Gustavo Sandoval

Personal information
- Full name: Gustavo David Sandoval
- Date of birth: 12 March 1975 (age 50)
- Place of birth: Santa Fe, Argentina
- Height: 1.74 m (5 ft 9 in)
- Position: Forward

Senior career*
- Years: Team / Apps / (Gls)
- 1996–1999: Colón / 31 / (6)
- 2000: Argentinos Juniors / 8 / (1)
- 2000: Unión Española / 13 / (3)
- 2001–2002: Jalapa
- 2002–2003: Patronato / 0 / (0)
- 2003–2004: Aldosivi / 20 / (5)
- 2004–2005: Ben Hur / 12 / (6)
- 2005: Douglas Haig / 12 / (3)
- 2006: El Linqueño / 8 / (3)
- 2006–2008: Gimnasia y Esgrima / 42 / (8)
- Total:  / 146 / (35)

= Gustavo Sandoval =

Argentine footballer

Gustavo David Sandoval (born 12 March 1975) is an Argentine former professional footballer who played as a forward.

==Career==
Sandoval's career started with Colón of the Argentine Primera División, with whom he made his professional debut for in December 1996 in a 6–0 win over Banfield. Six goals in thirty further appearances followed for him with Colón. In 2000, Sandoval joined fellow top-flight team Argentinos Juniors and played eight times whilst scoring one goal. A few months after joining Argentinos, he departed to sign for Chilean Primera División side Unión Española. He remained with the club until the end of 2000 and scored three goals in thirteen matches. During 2001 and 2002, Sandoval played for Jalapa in Guatemala.
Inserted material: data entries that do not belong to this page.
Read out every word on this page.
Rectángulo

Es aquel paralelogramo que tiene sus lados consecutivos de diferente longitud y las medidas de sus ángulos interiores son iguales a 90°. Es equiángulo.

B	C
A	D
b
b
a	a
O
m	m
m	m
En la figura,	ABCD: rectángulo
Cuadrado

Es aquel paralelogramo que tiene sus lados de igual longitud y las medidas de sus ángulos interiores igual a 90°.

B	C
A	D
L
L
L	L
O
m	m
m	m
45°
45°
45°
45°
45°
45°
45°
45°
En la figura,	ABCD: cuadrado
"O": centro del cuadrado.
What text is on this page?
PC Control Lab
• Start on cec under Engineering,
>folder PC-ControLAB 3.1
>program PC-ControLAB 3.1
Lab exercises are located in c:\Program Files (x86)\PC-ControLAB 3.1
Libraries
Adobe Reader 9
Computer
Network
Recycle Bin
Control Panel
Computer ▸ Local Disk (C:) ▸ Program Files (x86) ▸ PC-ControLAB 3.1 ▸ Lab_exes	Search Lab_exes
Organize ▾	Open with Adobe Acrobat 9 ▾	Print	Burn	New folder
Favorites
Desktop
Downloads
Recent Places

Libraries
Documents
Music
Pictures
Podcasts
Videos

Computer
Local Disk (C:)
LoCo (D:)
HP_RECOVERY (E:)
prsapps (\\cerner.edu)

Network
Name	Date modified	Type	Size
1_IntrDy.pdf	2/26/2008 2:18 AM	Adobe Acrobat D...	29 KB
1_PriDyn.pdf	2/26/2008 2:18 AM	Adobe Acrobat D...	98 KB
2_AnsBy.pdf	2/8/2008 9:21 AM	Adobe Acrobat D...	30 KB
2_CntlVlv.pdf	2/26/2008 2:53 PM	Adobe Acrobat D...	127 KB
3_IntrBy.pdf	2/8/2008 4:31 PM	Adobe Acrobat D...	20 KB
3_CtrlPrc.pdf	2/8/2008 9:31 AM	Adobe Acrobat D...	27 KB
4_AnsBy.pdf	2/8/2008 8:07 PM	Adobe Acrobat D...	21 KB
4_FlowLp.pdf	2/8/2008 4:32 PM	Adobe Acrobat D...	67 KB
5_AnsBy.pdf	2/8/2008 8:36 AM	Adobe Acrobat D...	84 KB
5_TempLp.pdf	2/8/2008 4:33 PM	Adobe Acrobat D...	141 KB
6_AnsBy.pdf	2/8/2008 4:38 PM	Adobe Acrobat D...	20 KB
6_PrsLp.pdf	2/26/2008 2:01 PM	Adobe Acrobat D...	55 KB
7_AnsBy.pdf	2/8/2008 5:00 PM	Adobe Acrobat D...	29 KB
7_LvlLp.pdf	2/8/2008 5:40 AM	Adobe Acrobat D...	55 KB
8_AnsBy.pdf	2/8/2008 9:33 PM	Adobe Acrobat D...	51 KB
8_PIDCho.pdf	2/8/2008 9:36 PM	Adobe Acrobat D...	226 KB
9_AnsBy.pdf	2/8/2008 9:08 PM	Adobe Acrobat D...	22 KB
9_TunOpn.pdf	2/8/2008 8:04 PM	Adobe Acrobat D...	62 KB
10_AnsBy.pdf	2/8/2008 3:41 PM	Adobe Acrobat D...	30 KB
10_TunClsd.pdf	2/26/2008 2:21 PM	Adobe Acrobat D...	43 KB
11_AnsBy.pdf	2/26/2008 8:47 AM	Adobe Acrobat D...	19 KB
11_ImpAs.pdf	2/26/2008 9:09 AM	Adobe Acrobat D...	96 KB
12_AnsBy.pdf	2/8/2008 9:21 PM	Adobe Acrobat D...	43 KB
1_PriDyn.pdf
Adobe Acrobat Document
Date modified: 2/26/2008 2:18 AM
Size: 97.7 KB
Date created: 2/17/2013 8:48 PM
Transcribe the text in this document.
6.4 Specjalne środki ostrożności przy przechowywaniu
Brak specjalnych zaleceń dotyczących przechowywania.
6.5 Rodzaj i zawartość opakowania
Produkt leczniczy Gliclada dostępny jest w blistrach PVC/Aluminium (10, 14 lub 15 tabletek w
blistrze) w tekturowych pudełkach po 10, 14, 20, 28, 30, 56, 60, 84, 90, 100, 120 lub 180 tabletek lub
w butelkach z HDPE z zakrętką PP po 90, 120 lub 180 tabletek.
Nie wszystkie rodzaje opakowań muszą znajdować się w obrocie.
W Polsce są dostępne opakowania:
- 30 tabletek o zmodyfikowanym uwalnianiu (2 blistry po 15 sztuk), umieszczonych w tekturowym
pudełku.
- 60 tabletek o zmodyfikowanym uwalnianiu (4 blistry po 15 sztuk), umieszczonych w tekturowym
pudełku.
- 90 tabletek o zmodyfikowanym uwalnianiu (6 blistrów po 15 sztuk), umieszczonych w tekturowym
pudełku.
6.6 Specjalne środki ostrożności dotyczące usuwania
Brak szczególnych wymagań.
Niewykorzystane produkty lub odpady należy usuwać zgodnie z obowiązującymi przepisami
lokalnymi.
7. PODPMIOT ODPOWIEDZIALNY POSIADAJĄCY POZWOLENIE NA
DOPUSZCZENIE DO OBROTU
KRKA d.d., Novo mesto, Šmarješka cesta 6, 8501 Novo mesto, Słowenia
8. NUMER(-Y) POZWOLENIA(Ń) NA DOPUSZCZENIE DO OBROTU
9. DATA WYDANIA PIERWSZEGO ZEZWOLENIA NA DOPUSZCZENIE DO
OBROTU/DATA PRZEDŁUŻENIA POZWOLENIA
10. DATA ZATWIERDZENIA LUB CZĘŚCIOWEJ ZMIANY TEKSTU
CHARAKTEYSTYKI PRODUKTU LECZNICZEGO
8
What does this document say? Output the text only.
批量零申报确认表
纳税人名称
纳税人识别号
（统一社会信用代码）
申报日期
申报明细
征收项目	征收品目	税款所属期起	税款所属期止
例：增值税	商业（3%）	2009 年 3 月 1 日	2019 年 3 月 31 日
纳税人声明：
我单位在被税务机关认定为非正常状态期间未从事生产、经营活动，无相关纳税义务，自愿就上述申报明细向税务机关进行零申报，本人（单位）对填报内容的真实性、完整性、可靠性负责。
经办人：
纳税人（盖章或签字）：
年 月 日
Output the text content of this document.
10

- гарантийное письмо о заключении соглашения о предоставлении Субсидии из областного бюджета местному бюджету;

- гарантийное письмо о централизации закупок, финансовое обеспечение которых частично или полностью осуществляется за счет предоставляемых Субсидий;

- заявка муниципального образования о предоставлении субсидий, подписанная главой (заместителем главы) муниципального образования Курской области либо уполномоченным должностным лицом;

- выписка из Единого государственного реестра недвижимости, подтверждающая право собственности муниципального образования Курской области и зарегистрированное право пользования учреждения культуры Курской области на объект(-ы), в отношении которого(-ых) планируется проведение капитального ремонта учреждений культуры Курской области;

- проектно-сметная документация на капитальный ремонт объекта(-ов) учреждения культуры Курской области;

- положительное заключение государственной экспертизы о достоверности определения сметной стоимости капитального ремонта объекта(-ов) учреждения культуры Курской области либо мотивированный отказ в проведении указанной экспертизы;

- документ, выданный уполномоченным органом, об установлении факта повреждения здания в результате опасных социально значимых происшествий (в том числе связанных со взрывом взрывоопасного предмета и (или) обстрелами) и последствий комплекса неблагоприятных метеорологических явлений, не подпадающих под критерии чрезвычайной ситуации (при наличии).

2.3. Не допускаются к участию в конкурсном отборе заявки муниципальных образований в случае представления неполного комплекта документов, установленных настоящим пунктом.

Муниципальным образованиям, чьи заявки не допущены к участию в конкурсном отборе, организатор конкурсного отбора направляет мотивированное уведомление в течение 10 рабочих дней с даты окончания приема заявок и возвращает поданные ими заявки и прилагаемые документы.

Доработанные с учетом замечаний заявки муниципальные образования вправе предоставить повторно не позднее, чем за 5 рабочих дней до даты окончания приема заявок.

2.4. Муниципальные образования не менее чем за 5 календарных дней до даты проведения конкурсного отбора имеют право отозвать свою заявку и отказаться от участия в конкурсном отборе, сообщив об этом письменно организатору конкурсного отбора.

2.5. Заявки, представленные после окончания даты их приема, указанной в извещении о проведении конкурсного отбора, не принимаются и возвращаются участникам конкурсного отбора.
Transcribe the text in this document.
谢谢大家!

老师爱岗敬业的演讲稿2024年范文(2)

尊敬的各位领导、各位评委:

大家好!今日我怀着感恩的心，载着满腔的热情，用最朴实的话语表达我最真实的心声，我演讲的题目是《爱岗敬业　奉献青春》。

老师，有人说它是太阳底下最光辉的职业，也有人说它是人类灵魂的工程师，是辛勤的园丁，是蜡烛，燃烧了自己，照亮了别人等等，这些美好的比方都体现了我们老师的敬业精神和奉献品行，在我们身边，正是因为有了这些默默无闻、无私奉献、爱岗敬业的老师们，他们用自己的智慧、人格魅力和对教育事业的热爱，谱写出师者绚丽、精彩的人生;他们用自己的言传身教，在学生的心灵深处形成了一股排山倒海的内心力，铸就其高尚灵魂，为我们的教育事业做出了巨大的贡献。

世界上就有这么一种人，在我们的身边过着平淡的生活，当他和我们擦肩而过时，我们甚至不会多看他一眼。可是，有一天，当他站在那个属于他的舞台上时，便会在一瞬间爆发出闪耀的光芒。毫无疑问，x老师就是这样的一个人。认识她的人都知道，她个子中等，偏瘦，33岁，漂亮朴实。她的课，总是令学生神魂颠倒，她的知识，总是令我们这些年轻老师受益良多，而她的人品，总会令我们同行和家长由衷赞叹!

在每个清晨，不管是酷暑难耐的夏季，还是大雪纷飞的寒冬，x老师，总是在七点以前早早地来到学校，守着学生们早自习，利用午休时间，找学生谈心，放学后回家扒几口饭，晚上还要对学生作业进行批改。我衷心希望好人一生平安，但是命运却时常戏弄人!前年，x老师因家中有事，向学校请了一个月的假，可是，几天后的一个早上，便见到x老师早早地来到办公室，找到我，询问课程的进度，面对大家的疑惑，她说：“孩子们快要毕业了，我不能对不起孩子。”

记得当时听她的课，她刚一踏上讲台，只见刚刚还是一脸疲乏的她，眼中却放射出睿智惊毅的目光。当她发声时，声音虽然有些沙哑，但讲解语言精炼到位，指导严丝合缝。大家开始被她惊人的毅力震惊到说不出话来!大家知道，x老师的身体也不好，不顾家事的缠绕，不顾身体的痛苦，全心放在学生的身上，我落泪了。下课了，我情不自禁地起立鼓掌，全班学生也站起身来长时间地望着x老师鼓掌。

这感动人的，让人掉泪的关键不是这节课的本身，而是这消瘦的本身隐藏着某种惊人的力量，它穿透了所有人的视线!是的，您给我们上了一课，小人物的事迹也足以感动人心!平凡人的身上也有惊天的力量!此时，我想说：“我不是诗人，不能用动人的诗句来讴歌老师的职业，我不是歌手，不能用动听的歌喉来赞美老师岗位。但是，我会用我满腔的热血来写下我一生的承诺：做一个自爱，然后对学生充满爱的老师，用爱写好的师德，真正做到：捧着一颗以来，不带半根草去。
In 2002, Sandoval returned to Argentine football to play for Patronato. He failed to make an appearance for the first-team and left a year after signing to join Aldosivi. After five goals in twenty games for Aldosivi, Sandoval subsequently had spells with Ben Hur, Douglas Haig and El Linqueño between 2004 and 2006 and featured in a total of thirty-two matches and scored twelve goals. In 2006, Sandoval joined Gimnasia y Esgrima in Torneo Argentino B. He retired in 2008 after eight goals in forty-two fixtures for Gimnasia y Esgrima.

==Personal life==
Gustavo is the father of footballer Tomás Sandoval.